Q: Several large confectionary companies like Kraft and Hershey are members of your foundation. How does the member-foundation relationship work?

A:  We have the same relationship with all of our members, regardless of company size, and we are proud of the fact that all members play an important role in WCF’s governance. WCF plays a unique role as a convener of all of these stakeholders, along with the other public and private sector partners noted above, in support of cocoa farmers and a sustainable cocoa economy worldwide. Some members have described WCF as the place where competitors can collaborate in meaningful ways. WCF’s work is about helping cocoa farmers, their families and their communities. This in turn helps the industry by helping to provide a sustainable supply of cocoa.

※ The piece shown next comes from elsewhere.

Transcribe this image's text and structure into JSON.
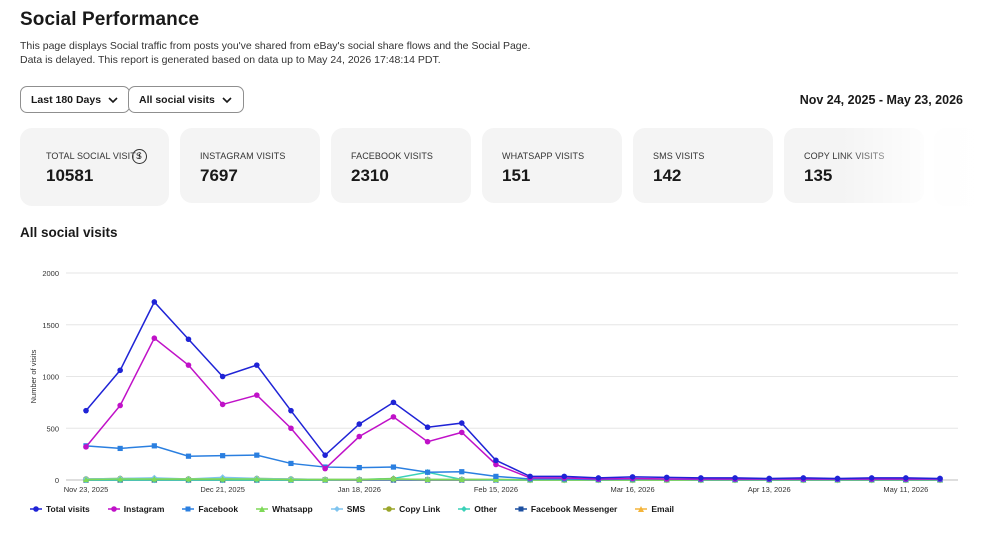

Q: What does the foundation hope to accomplish for the industry in the future?

A:  WCF’s goals for the next decade are framed around what can be accomplished for cocoa farmers, their families and their communities. WCF’s goal is not to enroll every cocoa farmer in one of its programs, but rather, to help improve the quality of life for farmers and their communities while ensuring a sustainable supply of cocoa. We see the advantages of expanding our partnerships to bring in additional technical skills and resources which can enhance our programs. 

At WCF we are proud of our members and our partners, and we and look forward to working with them on innovative efforts to promote a sustainable cocoa economy.  We encourage companies and others who are not part of our partnership network to join us in this important and fulfilling work.